The Pink Line Project Project: A By Request Addendum
Photo by Joshua Cogan
In December of 2009, DC Arts Commissioner and Pink Line Project founder Philippa Hughes included me in a magazine article highlighting ten up and coming DC artists. Each of her ten chosen artists were to be photographed for the article, presumably while hard at work in the studio, occupying a familiar haunt, or performing some action evocative of her or his own personal style, career arc, or chosen artistic medium.
Photographer Joshua Cogan contacted me and asked what setting might best represent me as an artist. For me, the question posed problems: I don’t have a conventional studio practice. Further, I’m not necessarily interested in my own subjectivity, or in finding clever ways to express it. I’m much more interested in other people’s ideas—hence the inordinate amounts of time I spend in the salt mines as a curator and a writer, thinking about how and why other artists do what they do.

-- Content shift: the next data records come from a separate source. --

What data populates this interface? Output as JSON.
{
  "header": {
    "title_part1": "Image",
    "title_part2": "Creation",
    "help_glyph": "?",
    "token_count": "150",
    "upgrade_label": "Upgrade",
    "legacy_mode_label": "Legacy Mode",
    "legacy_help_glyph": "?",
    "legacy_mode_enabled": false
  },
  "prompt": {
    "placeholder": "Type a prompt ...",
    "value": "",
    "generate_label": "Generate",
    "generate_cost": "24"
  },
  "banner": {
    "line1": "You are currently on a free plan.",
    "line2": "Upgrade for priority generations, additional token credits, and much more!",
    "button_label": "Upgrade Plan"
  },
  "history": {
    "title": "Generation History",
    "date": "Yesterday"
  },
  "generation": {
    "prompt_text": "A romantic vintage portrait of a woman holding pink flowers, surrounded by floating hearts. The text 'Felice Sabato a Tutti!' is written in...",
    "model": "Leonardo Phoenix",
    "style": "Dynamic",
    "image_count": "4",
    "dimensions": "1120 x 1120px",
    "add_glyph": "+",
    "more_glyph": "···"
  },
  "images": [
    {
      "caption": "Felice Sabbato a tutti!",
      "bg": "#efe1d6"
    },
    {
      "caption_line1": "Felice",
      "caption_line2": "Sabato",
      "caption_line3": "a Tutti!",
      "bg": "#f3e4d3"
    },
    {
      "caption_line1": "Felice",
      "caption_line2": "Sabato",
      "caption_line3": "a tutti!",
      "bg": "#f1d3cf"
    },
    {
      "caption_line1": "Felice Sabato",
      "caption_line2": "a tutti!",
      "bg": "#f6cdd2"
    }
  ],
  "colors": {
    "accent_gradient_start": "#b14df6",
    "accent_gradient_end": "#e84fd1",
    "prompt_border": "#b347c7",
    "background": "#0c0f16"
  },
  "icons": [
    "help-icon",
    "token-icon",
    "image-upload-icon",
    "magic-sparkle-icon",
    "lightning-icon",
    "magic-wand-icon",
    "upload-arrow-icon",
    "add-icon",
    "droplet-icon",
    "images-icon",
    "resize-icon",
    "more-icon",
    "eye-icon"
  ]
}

It occurred to me that readers ought to be more curious about the author of the article itself than about any of the artists it highlighted. Who was this Philippa Hughes, and what were the sources of her authority and cultural capital?
Obviously there was only so much information that could be presented in one small photo in a glossy society magazine. A few superficial cues would do: A blonde wig, a colorful dress and tights, an iconic pink scooter. Add the Chinatown arch as a generic expression of the author's mixed racial heritage and viola: The Mistress of the Pink Line, or something like her.
People responded viscerally to the image; they apparently loved the conceit of a large hairy man dressed as a highly visible female arts personality. Mostly, though, viewers appreciated having the few sketchy details that they knew and valued about Philippa affirmed. She is blonde, artsy, and on the go. This seemed to be the minimum required to construct a plausible likeness, or to absorb and deploy Philippa's formidable aura.
I wondered how else we might exploit Philippa’s public persona—one that, it should be noted, seems to have only a tenuous connection to the woman herself and the arts events she orchestrates. Is Philippa viewed as a sexual libertine? Could she become a pinup girl? What sorts of desires does her image stir amongst DC creatives? I thought of the swing suspended from the ceiling in Philippa’s condo: surely an invitation for lewd behavior.
I also began thinking quite a bit about Marcel Duchamp—specifically, the photos Man Ray took in the 1920s of Duchamp’s female alter ego, Rrose Selavy. Much of Duchamp's varied and thorny body of work exploits the possible traps of seeing; his great final work, "L'Etant Donnes," with its splayed nude female mannequin, glimpsed through two small holes in a large doorway, seems to dismiss the entire tradition of realism in art as essentially a peep show. His forays into cross-dressing for me underline how the objectified female form presents a crisis of representation in art: a problematic blind spot into which the artist, when properly attired, might be able to vanish in plain sight.
I transformed my body in order to make drag more plausible. Via diet and exercise, over the course of three months, I lost thirty pounds. I practiced walking—and dancing—in size 16 high heels. I had my entire body waxed, save for my arms and face: Unlike Duchamp, who borrowed Gaby Picabia's dainty hands in one photo to frame his face and appear less masculine, I would allow the disconnect between a pale, plucked, feminine-seeming body and tanned, hairy face and arms to stand.
This transformation culminated in a performance in which I danced in five local contemporary art galleries one Friday afternoon. The performance operated on several levels: If one accepted that I was acting as a stand-in for Philippa, then my dance could be viewed as an attempt to entice gallery directors with the promise of attention from the press, younger audience demographics, and cultural cachet in general—the fruits of the Pink Line. Some might view such social components of the artworld as entirely separate from the rarefied business of artistic production and exhibition, and possibly a cheapening influence or distraction. (Some might be wrong.) With this view in mind, my dance and the discomfort it caused ostensibly mirrored the competing forces of attraction and repulsion a gallerist might experience in trying to tart up her or his art programming with special events.
One could also simply view the performance as an attempt to deploy Philippa’s image as a Trojan horse—her notoriety served as a shield behind which any sort of action could be taken and justified, no matter how ridiculous. Finally, the dance could be viewed as a metaphor for transactions within the artworld generally, and the web of desires attending them. From the emerging artist cold-calling the gallerist, portfolio in hand; to the curator who promises institutional or critical validation to the artists the dealer represents in return for access to desired artworks; to the collector who wishes to be properly courted before committing to owning a new piece. All of these transactions could be represented with one simple sensual expression: dancing.
Or maybe I just like wearing a dress.
In any event, what started as a sort of humorous PR stunt quickly morphed into a useful tool for thinking about the forces I was attempting to marshal toward absurd ends in "By Request."